Craig retranslated Cervantes' Galatea; a Pastoral Romance (1813), from a French edition; it was illustrated with woodcuts executed by his son Frederick. Craig published three more books on art technique: Instructions for Drawing and Understanding the Human Figure (1816), Treatise on the Art of Painting (1817), and Course of Lectures on Drawing, Painting & Engraving (1821).
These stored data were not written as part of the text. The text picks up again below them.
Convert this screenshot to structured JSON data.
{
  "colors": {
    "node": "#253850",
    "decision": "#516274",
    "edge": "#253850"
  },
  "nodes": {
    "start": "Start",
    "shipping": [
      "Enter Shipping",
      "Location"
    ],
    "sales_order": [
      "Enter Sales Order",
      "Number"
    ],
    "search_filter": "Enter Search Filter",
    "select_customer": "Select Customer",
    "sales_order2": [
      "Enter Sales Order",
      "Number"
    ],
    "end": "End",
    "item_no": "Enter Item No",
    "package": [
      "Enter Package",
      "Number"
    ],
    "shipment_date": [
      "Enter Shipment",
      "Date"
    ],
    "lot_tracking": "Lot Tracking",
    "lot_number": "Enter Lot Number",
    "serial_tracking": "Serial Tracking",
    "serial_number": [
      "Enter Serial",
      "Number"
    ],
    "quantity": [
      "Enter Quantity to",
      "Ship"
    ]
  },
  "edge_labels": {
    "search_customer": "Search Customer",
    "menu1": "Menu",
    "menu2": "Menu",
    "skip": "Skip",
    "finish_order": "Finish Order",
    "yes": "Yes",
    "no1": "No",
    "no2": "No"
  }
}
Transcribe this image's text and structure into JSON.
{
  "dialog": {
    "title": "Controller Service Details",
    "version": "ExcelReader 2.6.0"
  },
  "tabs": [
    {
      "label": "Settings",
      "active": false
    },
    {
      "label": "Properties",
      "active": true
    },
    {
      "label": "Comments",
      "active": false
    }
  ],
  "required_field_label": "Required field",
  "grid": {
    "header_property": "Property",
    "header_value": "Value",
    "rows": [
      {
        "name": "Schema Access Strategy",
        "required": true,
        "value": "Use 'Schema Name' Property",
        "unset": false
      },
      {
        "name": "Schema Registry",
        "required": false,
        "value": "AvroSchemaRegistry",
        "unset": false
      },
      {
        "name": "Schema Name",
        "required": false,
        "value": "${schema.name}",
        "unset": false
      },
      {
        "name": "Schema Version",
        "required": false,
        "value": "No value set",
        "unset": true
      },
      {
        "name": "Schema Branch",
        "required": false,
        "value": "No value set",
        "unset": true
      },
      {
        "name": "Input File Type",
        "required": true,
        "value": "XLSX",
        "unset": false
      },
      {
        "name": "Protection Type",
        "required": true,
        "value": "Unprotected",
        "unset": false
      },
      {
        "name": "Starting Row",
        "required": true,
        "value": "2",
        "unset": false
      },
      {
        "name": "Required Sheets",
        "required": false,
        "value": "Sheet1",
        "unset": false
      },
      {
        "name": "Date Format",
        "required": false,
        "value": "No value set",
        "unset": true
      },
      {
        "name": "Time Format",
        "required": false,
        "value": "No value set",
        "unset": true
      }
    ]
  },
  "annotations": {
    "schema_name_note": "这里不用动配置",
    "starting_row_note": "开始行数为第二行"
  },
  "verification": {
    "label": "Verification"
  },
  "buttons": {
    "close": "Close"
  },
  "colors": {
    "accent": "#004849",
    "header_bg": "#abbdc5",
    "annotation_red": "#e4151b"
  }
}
It's all the more remarkable that he is a forgotten man when you consider his place in the royal household. He was close to the Queen and the young Princess Charlotte, next in line to the throne. (He called his own daughter Charlotte and even lived on Charlotte street: you can see he was afflicted with Charlotte Fever.) But Princess Charlotte was a pawn in the struggle between the ailing George III and his profligate son who had been forced into a marriage with her mother, Caroline, to annul his debts. As the only legitimate daughter of George IV, Princess Charlotte was in line for the throne but after a forced marriage and two miscarriages, she died in childbirth, aged 21, on 6 November 1817. The shock to the nation was unequalled until the death of another Princess of Wales, Diana, 180 years later. When her mother, the Queen, died a year later, Craig sat down and wrote his memoirs of the royal family, which was published a month later as Memoir of Her Majesty Sophia Charlotte, of Mecklenburg Strelitz, Queen of Great Britain (Liverpool: Caxton Press, 1818).